NGINX API Rate Limiting

Written by Ashnik Team

| Jun 03, 2025

3 min read

NGINX API Rate Limiting: Powerful DDoS Defense Guide

Launch-Day Horror Story

08:59 a.m.—Your new mobile app goes live. Legitimate traffic climbs exactly as marketing predicted… then a botnet hammers /v1/orders at 2 million RPS. Kubernetes nodes gasp, dashboards bleed red, log-ins crawl.

Goal: show how NGINX API rate limiting becomes a programmable safety valve—throttling abusers while real users stay blazing fast.

Why Rate Limiting Beats “Just Auto-Scale”

Myth Reality
“Auto-scale will save me.” Scaling costs $$$ and never stops credential-stuffing. See the Kubernetes HPA docs.
“A WAF is enough.” A WAF blocks known attacks, not runaway legit traffic. The OWASP API Security Top 10 lists inadequate rate limiting as a primary threat.
“Put a CDN in front.” CDNs soak L3/4 floods, but origin APIs still need shaping. Cloudflare’s DDoS primer explains this “last-mile” gap.
bulb
Business takeaway:
every 429 returned to a greedy client equals 503s avoided for paying customers—brand equity preserved.

Four Design Principles Before You Touch nginx.conf

  1. Profile, then police — baseline real RPS per tenant; limits without context punish innocents.
  2. Layer the nets — CDN ➜ Edge NGINX ➜ Gateway NGINX; each tier catches a class of abuse.
  3. Make limits elastic — pipe Grafana alerts into Ansible to tune rates hourly; traffic is never static.
  4. Log everything — $limit_req_status and $limit_conn_status feed Grafana dashboards and post-incident forensics.

Implementation Recipes

  1. Per-IP Burst Buffer

    nginx

    limit_req_zone $binary_remote_addr zone=ip:10m rate=10r/s;
    limit_req_status 429; # RFC 6585-compliant
    # 10 MiB ≈ 160 K IP counters
    server {
    listen 443 ssl http2;
    server_name api.example.com;
    location / {
    limit_req zone=ip burst=20 nodelay;
    proxy_pass http://apps;
    }
    }

    Set burst = 2 × average RPS so legitimate clients aren’t punished for momentary jitter.
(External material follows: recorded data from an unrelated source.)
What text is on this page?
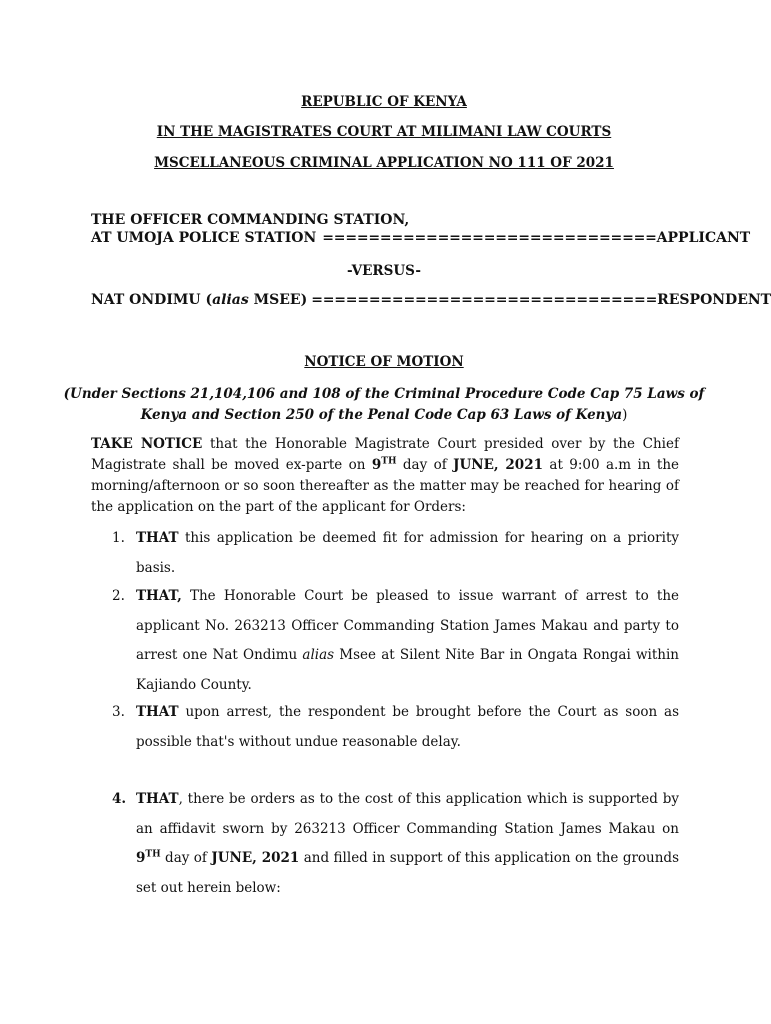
REPUBLIC OF KENYA
IN THE MAGISTRATES COURT AT MILIMANI LAW COURTS
MSCELLANEOUS CRIMINAL APPLICATION NO 111 OF 2021
THE OFFICER COMMANDING STATION,
AT UMOJA POLICE STATION ============================= APPLICANT
-VERSUS-
NAT ONDIMU (alias MSEE) ============================== RESPONDENT
NOTICE OF MOTION
(Under Sections 21,104,106 and 108 of the Criminal Procedure Code Cap 75 Laws of
Kenya and Section 250 of the Penal Code Cap 63 Laws of Kenya)
TAKE NOTICE that the Honorable Magistrate Court presided over by the Chief Magistrate shall be moved ex-parte on 9TH day of JUNE, 2021 at 9:00 a.m in the morning/afternoon or so soon thereafter as the matter may be reached for hearing of the application on the part of the applicant for Orders:
1. THAT this application be deemed fit for admission for hearing on a priority basis.
2. THAT, The Honorable Court be pleased to issue warrant of arrest to the applicant No. 263213 Officer Commanding Station James Makau and party to arrest one Nat Ondimu alias Msee at Silent Nite Bar in Ongata Rongai within Kajiando County.
3. THAT upon arrest, the respondent be brought before the Court as soon as possible that's without undue reasonable delay.
4. THAT, there be orders as to the cost of this application which is supported by an affidavit sworn by 263213 Officer Commanding Station James Makau on 9TH day of JUNE, 2021 and filled in support of this application on the grounds set out herein below:
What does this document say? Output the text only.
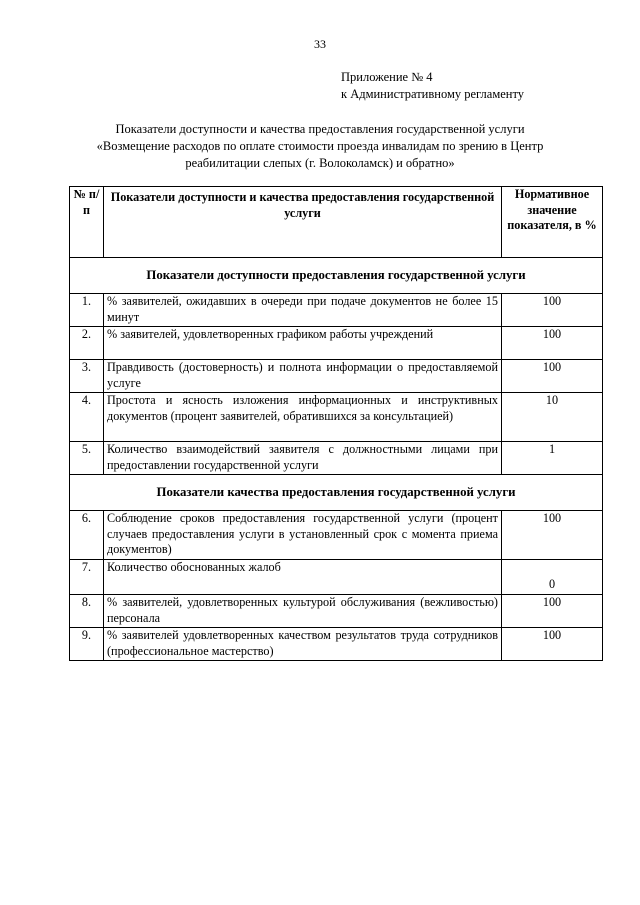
33
Приложение № 4
к Административному регламенту
Показатели доступности и качества предоставления государственной услуги «Возмещение расходов по оплате стоимости проезда инвалидам по зрению в Центр реабилитации слепых (г. Волоколамск) и обратно»
№ п/п	Показатели доступности и качества предоставления государственной услуги	Нормативное значение показателя, в %
Показатели доступности предоставления государственной услуги		
1.	% заявителей, ожидавших в очереди при подаче документов не более 15 минут	100
2.	% заявителей, удовлетворенных графиком работы учреждений	100
3.	Правдивость (достоверность) и полнота информации о предоставляемой услуге	100
4.	Простота и ясность изложения информационных и инструктивных документов (процент заявителей, обратившихся за консультацией)	10
5.	Количество взаимодействий заявителя с должностными лицами при предоставлении государственной услуги	1
Показатели качества предоставления государственной услуги		
6.	Соблюдение сроков предоставления государственной услуги (процент случаев предоставления услуги в установленный срок с момента приема документов)	100
7.	Количество обоснованных жалоб	0
8.	% заявителей, удовлетворенных культурой обслуживания (вежливостью) персонала	100
9.	% заявителей удовлетворенных качеством результатов труда сотрудников (профессиональное мастерство)	100
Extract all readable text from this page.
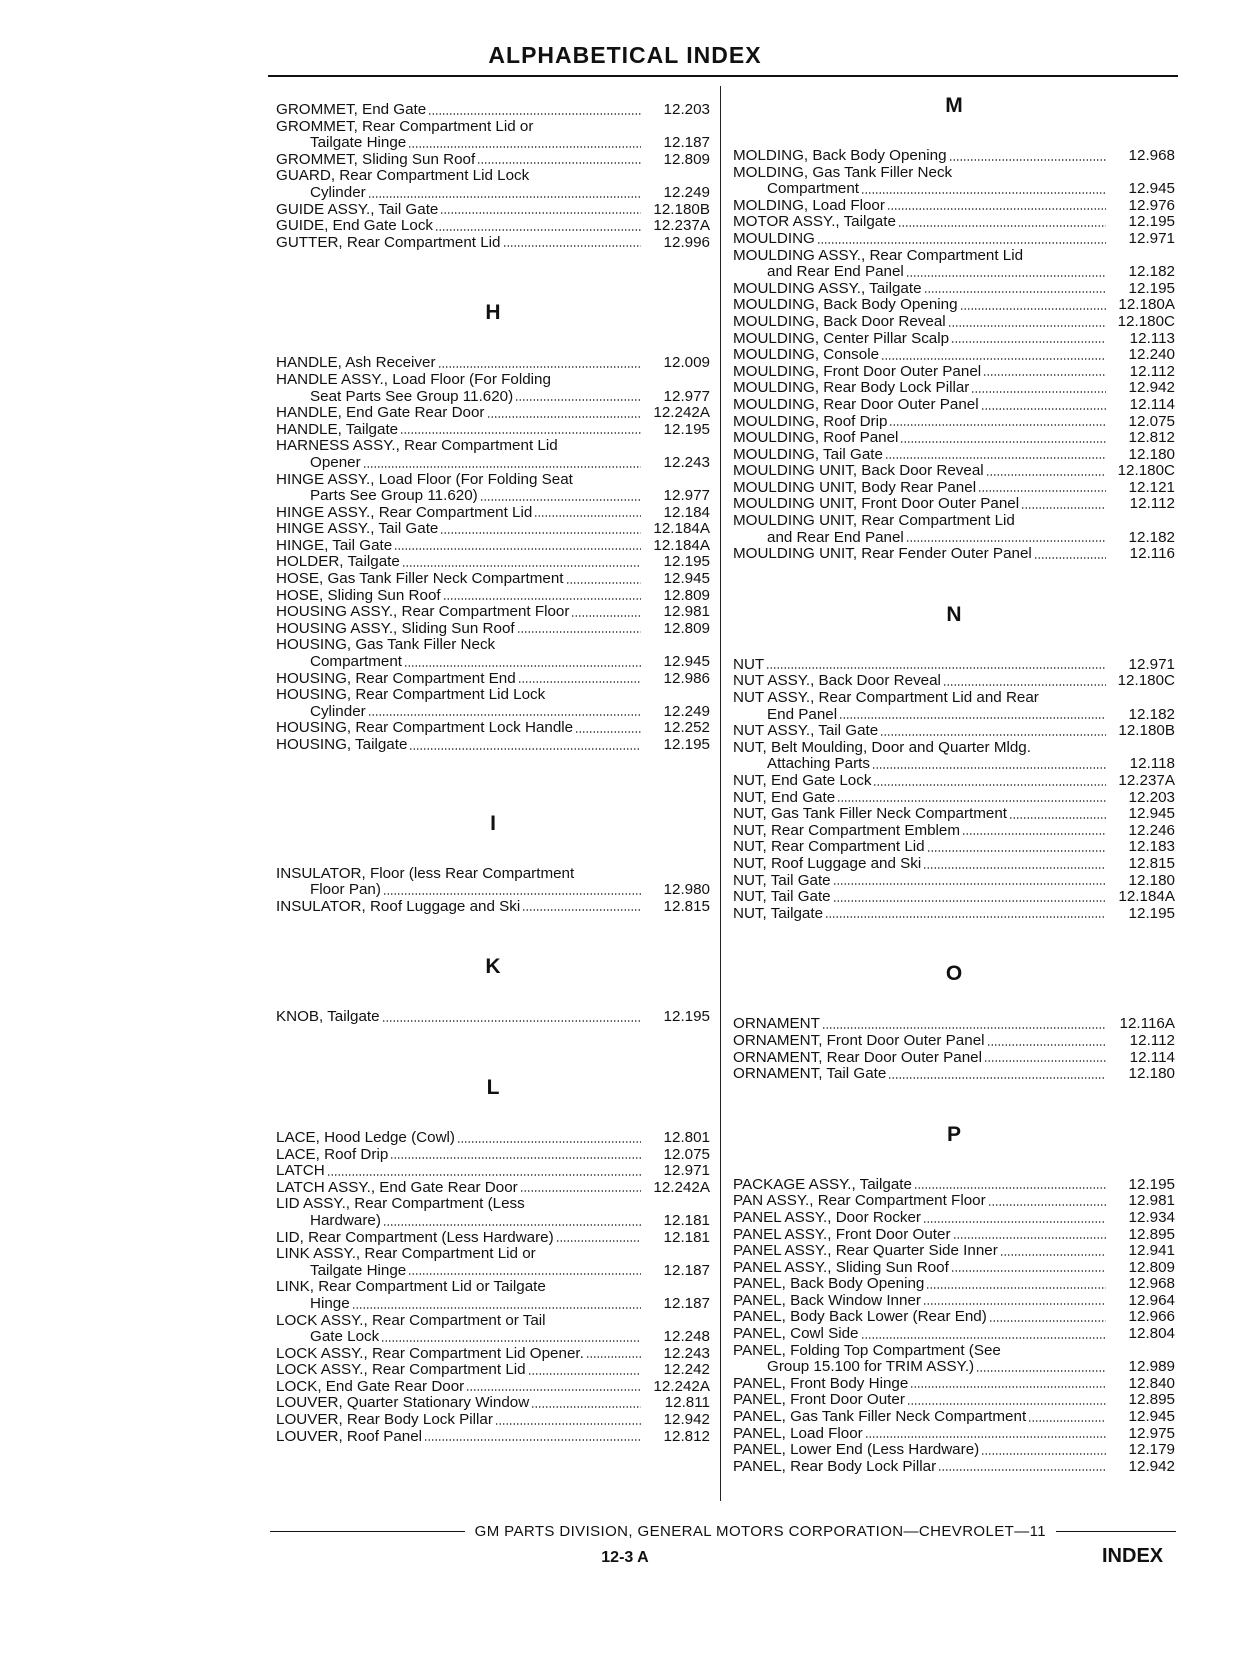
ALPHABETICAL INDEX
GROMMET, End Gate	12.203
GROMMET, Rear Compartment Lid or
Tailgate Hinge	12.187
GROMMET, Sliding Sun Roof	12.809
GUARD, Rear Compartment Lid Lock
Cylinder	12.249
GUIDE ASSY., Tail Gate	12.180B
GUIDE, End Gate Lock	12.237A
GUTTER, Rear Compartment Lid	12.996
H
HANDLE, Ash Receiver	12.009
HANDLE ASSY., Load Floor (For Folding
Seat Parts See Group 11.620)	12.977
HANDLE, End Gate Rear Door	12.242A
HANDLE, Tailgate	12.195
HARNESS ASSY., Rear Compartment Lid
Opener	12.243
HINGE ASSY., Load Floor (For Folding Seat
Parts See Group 11.620)	12.977
HINGE ASSY., Rear Compartment Lid	12.184
HINGE ASSY., Tail Gate	12.184A
HINGE, Tail Gate	12.184A
HOLDER, Tailgate	12.195
HOSE, Gas Tank Filler Neck Compartment	12.945
HOSE, Sliding Sun Roof	12.809
HOUSING ASSY., Rear Compartment Floor	12.981
HOUSING ASSY., Sliding Sun Roof	12.809
HOUSING, Gas Tank Filler Neck
Compartment	12.945
HOUSING, Rear Compartment End	12.986
HOUSING, Rear Compartment Lid Lock
Cylinder	12.249
HOUSING, Rear Compartment Lock Handle	12.252
HOUSING, Tailgate	12.195
I
INSULATOR, Floor (less Rear Compartment
Floor Pan)	12.980
INSULATOR, Roof Luggage and Ski	12.815
K
KNOB, Tailgate	12.195
L
LACE, Hood Ledge (Cowl)	12.801
LACE, Roof Drip	12.075
LATCH	12.971
LATCH ASSY., End Gate Rear Door	12.242A
LID ASSY., Rear Compartment (Less
Hardware)	12.181
LID, Rear Compartment (Less Hardware)	12.181
LINK ASSY., Rear Compartment Lid or
Tailgate Hinge	12.187
LINK, Rear Compartment Lid or Tailgate
Hinge	12.187
LOCK ASSY., Rear Compartment or Tail
Gate Lock	12.248
LOCK ASSY., Rear Compartment Lid Opener.	12.243
LOCK ASSY., Rear Compartment Lid	12.242
LOCK, End Gate Rear Door	12.242A
LOUVER, Quarter Stationary Window	12.811
LOUVER, Rear Body Lock Pillar	12.942
LOUVER, Roof Panel	12.812
M
MOLDING, Back Body Opening	12.968
MOLDING, Gas Tank Filler Neck
Compartment	12.945
MOLDING, Load Floor	12.976
MOTOR ASSY., Tailgate	12.195
MOULDING	12.971
MOULDING ASSY., Rear Compartment Lid
and Rear End Panel	12.182
MOULDING ASSY., Tailgate	12.195
MOULDING, Back Body Opening	12.180A
MOULDING, Back Door Reveal	12.180C
MOULDING, Center Pillar Scalp	12.113
MOULDING, Console	12.240
MOULDING, Front Door Outer Panel	12.112
MOULDING, Rear Body Lock Pillar	12.942
MOULDING, Rear Door Outer Panel	12.114
MOULDING, Roof Drip	12.075
MOULDING, Roof Panel	12.812
MOULDING, Tail Gate	12.180
MOULDING UNIT, Back Door Reveal	12.180C
MOULDING UNIT, Body Rear Panel	12.121
MOULDING UNIT, Front Door Outer Panel	12.112
MOULDING UNIT, Rear Compartment Lid
and Rear End Panel	12.182
MOULDING UNIT, Rear Fender Outer Panel	12.116
N
NUT	12.971
NUT ASSY., Back Door Reveal	12.180C
NUT ASSY., Rear Compartment Lid and Rear
End Panel	12.182
NUT ASSY., Tail Gate	12.180B
NUT, Belt Moulding, Door and Quarter Mldg.
Attaching Parts	12.118
NUT, End Gate Lock	12.237A
NUT, End Gate	12.203
NUT, Gas Tank Filler Neck Compartment	12.945
NUT, Rear Compartment Emblem	12.246
NUT, Rear Compartment Lid	12.183
NUT, Roof Luggage and Ski	12.815
NUT, Tail Gate	12.180
NUT, Tail Gate	12.184A
NUT, Tailgate	12.195
O
ORNAMENT	12.116A
ORNAMENT, Front Door Outer Panel	12.112
ORNAMENT, Rear Door Outer Panel	12.114
ORNAMENT, Tail Gate	12.180
P
PACKAGE ASSY., Tailgate	12.195
PAN ASSY., Rear Compartment Floor	12.981
PANEL ASSY., Door Rocker	12.934
PANEL ASSY., Front Door Outer	12.895
PANEL ASSY., Rear Quarter Side Inner	12.941
PANEL ASSY., Sliding Sun Roof	12.809
PANEL, Back Body Opening	12.968
PANEL, Back Window Inner	12.964
PANEL, Body Back Lower (Rear End)	12.966
PANEL, Cowl Side	12.804
PANEL, Folding Top Compartment (See
Group 15.100 for TRIM ASSY.)	12.989
PANEL, Front Body Hinge	12.840
PANEL, Front Door Outer	12.895
PANEL, Gas Tank Filler Neck Compartment	12.945
PANEL, Load Floor	12.975
PANEL, Lower End (Less Hardware)	12.179
PANEL, Rear Body Lock Pillar	12.942
GM PARTS DIVISION, GENERAL MOTORS CORPORATION—CHEVROLET—11
12-3 A	INDEX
  2. Tenant-Aware Limits with JWT

    (Requires dynamic
    ngx_http_auth_jwt_module
    or NGINX Plus.)

    nginx

    js_import authutils.js;

    limit_req_zone $jwt_claim_sub zone=tenant:20m rate=100r/s;

    server {
    location /v2/ {
    auth_jwt “API Gateway”;
    auth_jwt_key_file /etc/nginx/jwt_public.pem;

    set $jwt_claim_sub ”;
    js_set $jwt_claim_sub authutils.jwt_sub;

    limit_req zone=tenant burst=200;
    proxy_pass http://apps_v2;
    }
    }

    Stops a single enterprise tenant from hogging all shared microservices.

  3. Connection-Exhaustion Shield

    nginx

    limit_conn_zone $binary_remote_addr zone=conn:10m;

    server {
    listen 443 ssl;
    limit_conn conn 1; # One open connection per IP
    # Protects against slow-loris (connection-starvation) attacks
    }

  4. Sliding-Window Algorithm Bonus

    Leaky-bucket can feel blunt. Combine njs with keyval to maintain a rolling 60-second window—smoother throttling and fewer false positives. Full code lives in the official F5 / NGINX njs rate-limiting guide.

Incident Runbook & Pitfalls

Runbook

Time Action
T-0 min Flip CDN to aggressive bot mode; verify Anycast health.
T + 2 min Apply emergency limit_conn conn 1 at Edge; confirm drop in connections.
T + 5 min Increase /auth/refresh burst to avoid locking out users.
T + 10 min Review $limit_req_status spikes; adjust tenant caps + 20 %.
Rollback Remove emergency limits via tagged Ansible play once load normalizes.
Post-mortem Compare p95 latency before/after limits; codify new baseline.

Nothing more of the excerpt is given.